The fearful and sometimes chaotic response to those anthrax letters in October 2001 across the country, and what public health has learned since then, is the subject of a new report out today from Trust for America’s Health.

Remembering 9/11 and Anthrax: Public Health’s Vital Role in National Defense includes reports from those involved then in first responding to the terrorist attacks and then to letters filled with anthrax mailed to media figures and the U.S. Senate that sickened 22 people and killed five. Suspicion centered on the U.S. Army Medical Research Institute of Infectious Diseases, where the Ames strain of anthrax used in the letters was housed. The focus first fell on one scientist until it was determined he did not have access to the specific batch of spores used to create the anthrax in the letters, according to the report. The Department of Justice now believes it was likely the work of Dr. Bruce Ivins, who committed suicide in 2008 as officials were seeking to indict him in the attacks, according to the report.

The anthrax letters had a profound effect on a public still reeling from 9/11, Tucker said. Between Oct. 14 and Oct. 24, she documented 19 calls about suspicious powders or pieces of mail, some as vague as “Suspicious package; resident was not expecting package; no strange markings” or “Unknown green substance on envelope,” according to Tucker’s notes.

“Some of it was just a smear,” she said. “Some of it was purple. And people would be frightened. It was right after 9/11 and everybody was on edge, as we all were at the time.”
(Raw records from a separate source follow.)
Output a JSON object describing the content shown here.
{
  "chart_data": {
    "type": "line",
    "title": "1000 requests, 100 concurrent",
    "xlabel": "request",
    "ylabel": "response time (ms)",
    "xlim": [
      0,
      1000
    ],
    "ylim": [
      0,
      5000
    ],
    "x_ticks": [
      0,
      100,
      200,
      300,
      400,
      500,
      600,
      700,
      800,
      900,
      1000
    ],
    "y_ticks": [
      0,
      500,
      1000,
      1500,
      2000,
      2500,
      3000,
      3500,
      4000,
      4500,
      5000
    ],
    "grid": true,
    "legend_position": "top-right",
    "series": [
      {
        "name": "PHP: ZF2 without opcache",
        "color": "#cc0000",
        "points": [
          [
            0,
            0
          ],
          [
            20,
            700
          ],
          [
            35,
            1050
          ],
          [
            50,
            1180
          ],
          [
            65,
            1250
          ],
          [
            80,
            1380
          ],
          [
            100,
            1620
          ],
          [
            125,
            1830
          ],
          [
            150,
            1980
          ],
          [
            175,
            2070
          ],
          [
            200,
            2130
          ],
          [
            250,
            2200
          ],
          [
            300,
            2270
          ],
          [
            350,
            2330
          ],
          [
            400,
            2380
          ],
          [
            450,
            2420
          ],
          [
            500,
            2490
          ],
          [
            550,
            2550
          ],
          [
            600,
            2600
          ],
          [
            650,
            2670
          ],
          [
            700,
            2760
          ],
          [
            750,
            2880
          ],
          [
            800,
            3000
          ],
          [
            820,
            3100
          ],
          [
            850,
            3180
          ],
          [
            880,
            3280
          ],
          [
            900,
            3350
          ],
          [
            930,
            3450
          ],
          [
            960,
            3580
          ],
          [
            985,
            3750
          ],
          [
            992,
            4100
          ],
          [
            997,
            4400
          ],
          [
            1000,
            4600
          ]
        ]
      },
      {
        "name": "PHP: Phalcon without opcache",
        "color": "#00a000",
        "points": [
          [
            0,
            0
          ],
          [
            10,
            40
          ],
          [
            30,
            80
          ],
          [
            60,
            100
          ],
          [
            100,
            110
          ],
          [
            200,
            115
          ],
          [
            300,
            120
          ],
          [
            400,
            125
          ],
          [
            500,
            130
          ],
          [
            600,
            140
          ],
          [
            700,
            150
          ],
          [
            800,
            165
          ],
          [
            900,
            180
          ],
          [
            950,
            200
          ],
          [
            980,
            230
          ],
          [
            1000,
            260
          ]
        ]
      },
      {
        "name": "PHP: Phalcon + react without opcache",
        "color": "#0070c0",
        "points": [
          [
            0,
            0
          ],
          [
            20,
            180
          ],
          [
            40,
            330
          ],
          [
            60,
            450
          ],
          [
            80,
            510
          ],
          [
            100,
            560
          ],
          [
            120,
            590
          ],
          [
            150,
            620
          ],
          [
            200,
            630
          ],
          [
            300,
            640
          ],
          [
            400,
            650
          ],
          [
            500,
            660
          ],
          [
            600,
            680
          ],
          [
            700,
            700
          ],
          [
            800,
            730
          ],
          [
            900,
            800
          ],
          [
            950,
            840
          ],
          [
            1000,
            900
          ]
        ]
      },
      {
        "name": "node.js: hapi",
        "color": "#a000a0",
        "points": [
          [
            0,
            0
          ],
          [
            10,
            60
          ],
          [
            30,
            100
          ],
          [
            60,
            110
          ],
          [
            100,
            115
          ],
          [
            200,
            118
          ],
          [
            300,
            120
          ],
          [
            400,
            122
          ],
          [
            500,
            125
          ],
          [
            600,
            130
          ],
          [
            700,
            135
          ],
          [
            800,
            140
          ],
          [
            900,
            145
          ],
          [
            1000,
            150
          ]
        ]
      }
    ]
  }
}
Policies and sometimes tests had to be created on the fly, officials at the Centers for Disease Control and Prevention wrote in the report.

The CDC has since adopted the incident command system, where operation centers like the one at East Central Health District can be activated in a time of disaster or incident to help speed communication between agencies. The center was activated in 2005 during the Graniteville train disaster, which killed nine people, to coordinate information coming from the hospitals, said Jonathan Adriano, director of the Office of Bio-Terrorism/Emergency Preparedness for the health district. There are now lines of communication between agencies that hardly existed before 9/11 and the anthrax incidents, he said.

“A lot of times we work in silos,” Adriano said. “But after 9/11, we realized we can’t do that anymore.”

Columbia County now has a hazardous materials team and there are more sophisticated ways of handling decontamination, such as mobile units that can be set up to treat people more quickly and more privately, Tucker said.

“Right now, trust me, our methods have improved tremendously if we were to have this same kind of thing happen again,” she said.

There is now a written protocol in Georgia between public health and agencies like the Federal Bureau of Investigation that outlines how a suspicious package or powder is to be handled, Adriano said.

“That is a huge help because before that, when you had a suspicious powder incident, there were a lot of questions about testing, who determines what gets tested, credibility of the threat and all of that,” he said. “Now we have a clear-cut understanding that if the FBI doesn’t support this being tested, it won’t be tested by the Georgia public health lab.”

There are also 730 volunteers with the district’s Medical Reserve Corps that can help out in a crisis, such as distributing drugs from the Strategic National Stockpile if it is needed to respond to an incident, said coordinator Preston Harpe,

“Without them, I seriously doubt we could do it,” he said.